Improving yields for Zambia’s subsistence and small-scale farmers begins in the soil. In order for farmers to maximize their yields today and sustain productivity for tomorrow, they need access to the knowledge and technologies that will optimize the health of their soils. Unfortunately, most small-scale farmers in sub-Saharan Africa are unable to identify the amount and type of nutrients their soils need. This can result in low crop yields, ineffective farmer decisions, and persistent food insecurity.
“What does a $100 billion asset manager say farmers should invest in? Soil!” – Howard G. Buffett, farmer and Chairman and CEO of Howard G. Buffett Foundation, speaking at the 2015 World Food Prize
DuPont Pioneer and the Agriculture and Food Security Center of the Earth Institute at Columbia University are partnering with Zambian farmers and organizations on a soil-testing program called SoilDoc.

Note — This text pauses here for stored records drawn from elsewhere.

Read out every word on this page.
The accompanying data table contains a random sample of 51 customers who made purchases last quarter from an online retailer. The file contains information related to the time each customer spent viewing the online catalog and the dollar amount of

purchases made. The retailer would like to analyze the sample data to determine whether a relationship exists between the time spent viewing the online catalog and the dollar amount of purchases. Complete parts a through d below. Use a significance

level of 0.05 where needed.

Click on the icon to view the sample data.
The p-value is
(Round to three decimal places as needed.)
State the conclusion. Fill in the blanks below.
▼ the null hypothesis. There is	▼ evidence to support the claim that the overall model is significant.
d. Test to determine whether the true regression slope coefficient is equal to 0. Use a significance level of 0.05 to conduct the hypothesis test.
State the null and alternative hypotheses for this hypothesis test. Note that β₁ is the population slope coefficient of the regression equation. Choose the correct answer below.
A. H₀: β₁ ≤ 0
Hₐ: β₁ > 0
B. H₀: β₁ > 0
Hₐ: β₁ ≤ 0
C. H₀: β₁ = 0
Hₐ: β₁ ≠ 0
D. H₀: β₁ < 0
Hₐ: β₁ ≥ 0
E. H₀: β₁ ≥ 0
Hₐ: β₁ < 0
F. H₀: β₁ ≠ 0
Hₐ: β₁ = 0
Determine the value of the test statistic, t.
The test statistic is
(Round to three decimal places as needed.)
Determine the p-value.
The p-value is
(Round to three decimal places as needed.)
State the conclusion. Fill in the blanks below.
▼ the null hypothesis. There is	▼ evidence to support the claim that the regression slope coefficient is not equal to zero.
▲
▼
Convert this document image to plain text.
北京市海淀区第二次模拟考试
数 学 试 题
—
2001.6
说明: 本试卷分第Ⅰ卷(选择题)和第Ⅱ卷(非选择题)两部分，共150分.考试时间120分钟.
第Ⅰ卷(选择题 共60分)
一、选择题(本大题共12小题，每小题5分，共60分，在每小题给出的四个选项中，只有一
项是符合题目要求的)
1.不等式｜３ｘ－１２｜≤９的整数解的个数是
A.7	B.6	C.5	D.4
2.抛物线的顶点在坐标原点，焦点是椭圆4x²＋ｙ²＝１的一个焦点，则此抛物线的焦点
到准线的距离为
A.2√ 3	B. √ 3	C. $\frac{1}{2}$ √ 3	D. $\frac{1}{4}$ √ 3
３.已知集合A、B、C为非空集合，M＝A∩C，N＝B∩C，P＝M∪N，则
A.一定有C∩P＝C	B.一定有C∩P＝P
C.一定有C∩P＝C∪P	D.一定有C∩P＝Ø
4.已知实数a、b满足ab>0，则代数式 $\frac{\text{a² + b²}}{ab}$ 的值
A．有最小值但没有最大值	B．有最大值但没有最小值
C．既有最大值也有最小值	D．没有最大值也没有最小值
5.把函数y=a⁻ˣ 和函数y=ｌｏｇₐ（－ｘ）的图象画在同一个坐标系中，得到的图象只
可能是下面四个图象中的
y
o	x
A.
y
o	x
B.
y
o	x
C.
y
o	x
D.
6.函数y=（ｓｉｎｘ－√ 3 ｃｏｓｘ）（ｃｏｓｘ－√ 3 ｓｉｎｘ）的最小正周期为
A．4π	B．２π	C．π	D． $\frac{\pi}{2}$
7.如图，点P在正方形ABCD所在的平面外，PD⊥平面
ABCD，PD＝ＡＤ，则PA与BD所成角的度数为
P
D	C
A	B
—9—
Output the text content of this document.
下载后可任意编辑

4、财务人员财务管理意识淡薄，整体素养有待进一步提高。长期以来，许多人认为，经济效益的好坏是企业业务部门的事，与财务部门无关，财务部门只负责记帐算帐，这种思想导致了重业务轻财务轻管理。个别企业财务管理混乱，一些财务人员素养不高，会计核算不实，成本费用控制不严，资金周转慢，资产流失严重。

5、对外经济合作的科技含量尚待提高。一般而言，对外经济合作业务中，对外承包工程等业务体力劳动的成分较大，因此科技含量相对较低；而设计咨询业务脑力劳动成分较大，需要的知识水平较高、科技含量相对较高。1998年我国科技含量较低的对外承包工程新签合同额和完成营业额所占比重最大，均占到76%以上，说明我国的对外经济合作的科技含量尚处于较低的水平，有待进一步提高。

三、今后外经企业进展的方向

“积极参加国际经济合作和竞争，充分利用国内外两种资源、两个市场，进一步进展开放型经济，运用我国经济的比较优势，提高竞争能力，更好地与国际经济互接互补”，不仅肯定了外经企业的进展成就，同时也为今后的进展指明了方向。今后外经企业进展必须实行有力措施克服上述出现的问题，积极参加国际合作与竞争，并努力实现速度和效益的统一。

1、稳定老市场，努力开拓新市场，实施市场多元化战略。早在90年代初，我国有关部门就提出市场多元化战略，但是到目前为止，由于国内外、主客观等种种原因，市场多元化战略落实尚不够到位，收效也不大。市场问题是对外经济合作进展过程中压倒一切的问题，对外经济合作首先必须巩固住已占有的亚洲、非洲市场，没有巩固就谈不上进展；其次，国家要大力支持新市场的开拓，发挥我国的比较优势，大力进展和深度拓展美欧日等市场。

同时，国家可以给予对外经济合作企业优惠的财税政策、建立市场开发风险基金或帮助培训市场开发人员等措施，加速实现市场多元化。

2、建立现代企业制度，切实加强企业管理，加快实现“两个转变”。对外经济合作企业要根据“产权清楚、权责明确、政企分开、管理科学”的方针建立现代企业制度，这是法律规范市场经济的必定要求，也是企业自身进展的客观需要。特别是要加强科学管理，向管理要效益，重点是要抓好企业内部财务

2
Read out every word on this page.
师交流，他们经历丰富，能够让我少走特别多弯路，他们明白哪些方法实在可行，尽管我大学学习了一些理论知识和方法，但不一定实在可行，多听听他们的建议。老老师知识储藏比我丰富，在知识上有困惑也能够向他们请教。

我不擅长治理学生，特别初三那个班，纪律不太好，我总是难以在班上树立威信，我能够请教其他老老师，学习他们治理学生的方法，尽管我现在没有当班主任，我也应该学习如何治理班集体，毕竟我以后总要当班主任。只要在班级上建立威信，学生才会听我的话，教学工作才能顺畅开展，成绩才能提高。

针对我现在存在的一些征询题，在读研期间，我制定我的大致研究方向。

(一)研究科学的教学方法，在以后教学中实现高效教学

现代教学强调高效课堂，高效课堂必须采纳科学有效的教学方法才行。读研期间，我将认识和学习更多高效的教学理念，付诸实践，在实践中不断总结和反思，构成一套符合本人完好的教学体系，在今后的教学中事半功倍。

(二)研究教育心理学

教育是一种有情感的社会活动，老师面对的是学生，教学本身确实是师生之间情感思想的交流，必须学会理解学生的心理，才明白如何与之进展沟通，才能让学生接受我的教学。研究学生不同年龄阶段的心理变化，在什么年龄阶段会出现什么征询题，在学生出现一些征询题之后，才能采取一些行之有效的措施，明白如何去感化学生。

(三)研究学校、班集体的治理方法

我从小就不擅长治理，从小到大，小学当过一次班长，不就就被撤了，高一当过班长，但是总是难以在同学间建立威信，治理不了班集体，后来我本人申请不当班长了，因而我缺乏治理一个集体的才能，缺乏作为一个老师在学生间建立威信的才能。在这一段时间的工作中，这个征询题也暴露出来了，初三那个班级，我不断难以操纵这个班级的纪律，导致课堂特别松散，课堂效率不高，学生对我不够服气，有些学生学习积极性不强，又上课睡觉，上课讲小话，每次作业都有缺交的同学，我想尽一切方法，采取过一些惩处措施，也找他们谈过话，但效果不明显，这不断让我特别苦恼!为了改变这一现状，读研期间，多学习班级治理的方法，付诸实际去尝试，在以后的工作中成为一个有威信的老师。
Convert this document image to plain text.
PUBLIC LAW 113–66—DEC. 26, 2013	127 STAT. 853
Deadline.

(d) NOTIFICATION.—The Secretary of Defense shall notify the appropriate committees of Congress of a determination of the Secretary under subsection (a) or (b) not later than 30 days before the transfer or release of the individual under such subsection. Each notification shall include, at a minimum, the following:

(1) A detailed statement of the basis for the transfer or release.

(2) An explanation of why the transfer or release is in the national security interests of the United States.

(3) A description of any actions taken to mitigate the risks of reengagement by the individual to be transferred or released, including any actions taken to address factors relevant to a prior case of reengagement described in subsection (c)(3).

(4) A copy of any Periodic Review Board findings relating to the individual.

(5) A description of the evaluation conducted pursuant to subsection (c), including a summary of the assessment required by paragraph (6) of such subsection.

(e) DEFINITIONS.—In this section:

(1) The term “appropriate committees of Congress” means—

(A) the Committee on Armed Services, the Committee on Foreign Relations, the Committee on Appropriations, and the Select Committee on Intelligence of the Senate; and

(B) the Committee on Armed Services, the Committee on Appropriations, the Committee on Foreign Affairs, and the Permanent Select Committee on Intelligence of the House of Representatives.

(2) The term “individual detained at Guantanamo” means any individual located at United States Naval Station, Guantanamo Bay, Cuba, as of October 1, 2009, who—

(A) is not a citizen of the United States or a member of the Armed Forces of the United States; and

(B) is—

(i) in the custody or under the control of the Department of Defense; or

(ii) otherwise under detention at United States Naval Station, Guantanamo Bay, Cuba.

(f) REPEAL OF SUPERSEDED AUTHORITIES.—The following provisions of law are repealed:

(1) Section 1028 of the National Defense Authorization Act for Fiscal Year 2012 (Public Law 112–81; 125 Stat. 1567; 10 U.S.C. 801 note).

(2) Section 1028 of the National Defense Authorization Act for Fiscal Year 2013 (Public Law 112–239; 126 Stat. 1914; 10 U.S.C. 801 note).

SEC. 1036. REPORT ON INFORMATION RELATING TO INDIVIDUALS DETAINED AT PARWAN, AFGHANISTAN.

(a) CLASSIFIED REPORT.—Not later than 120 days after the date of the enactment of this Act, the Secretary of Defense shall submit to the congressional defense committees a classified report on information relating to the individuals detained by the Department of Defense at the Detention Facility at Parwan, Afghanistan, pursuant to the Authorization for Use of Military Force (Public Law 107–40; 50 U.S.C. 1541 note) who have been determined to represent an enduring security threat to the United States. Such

It enables agricultural extension agents to provide a near real-time diagnosis based on the analysis of soil samples taken from the farmers’ fields. SoilDoc, developed by researchers at the University of Maryland and Columbia University, is a portable, battery powered on-farm soil testing kit that provides tailored fertility recommendations appropriate for the soil that can, if well-utilized, increase farmers’ crop yields. This program brings state-of-the-art technology to smallholder farmers that helps them apply the right nutrients in the right amount at the right time, thus increasing the efficiency of mineral fertilizers and organic matter applications. Given that most African farmers can only afford one-tenth the amount of fertilizer recommended for their crops, efficient use of nutrients is crucial to their success.
Sustainable food and nutrition security for Africa depends on the continent’s ability to maximize the enormous farming potential of each smallholder farmer, on whom African agriculture relies. Programs like SoilDoc show us that we can apply global science to create local solutions that help farmers overcome some of the challenges they face. The ability to assess nutrient deficiencies, with on-site soil testing, provides farmers a tremendous opportunity to use their limited resources in a more profitable way.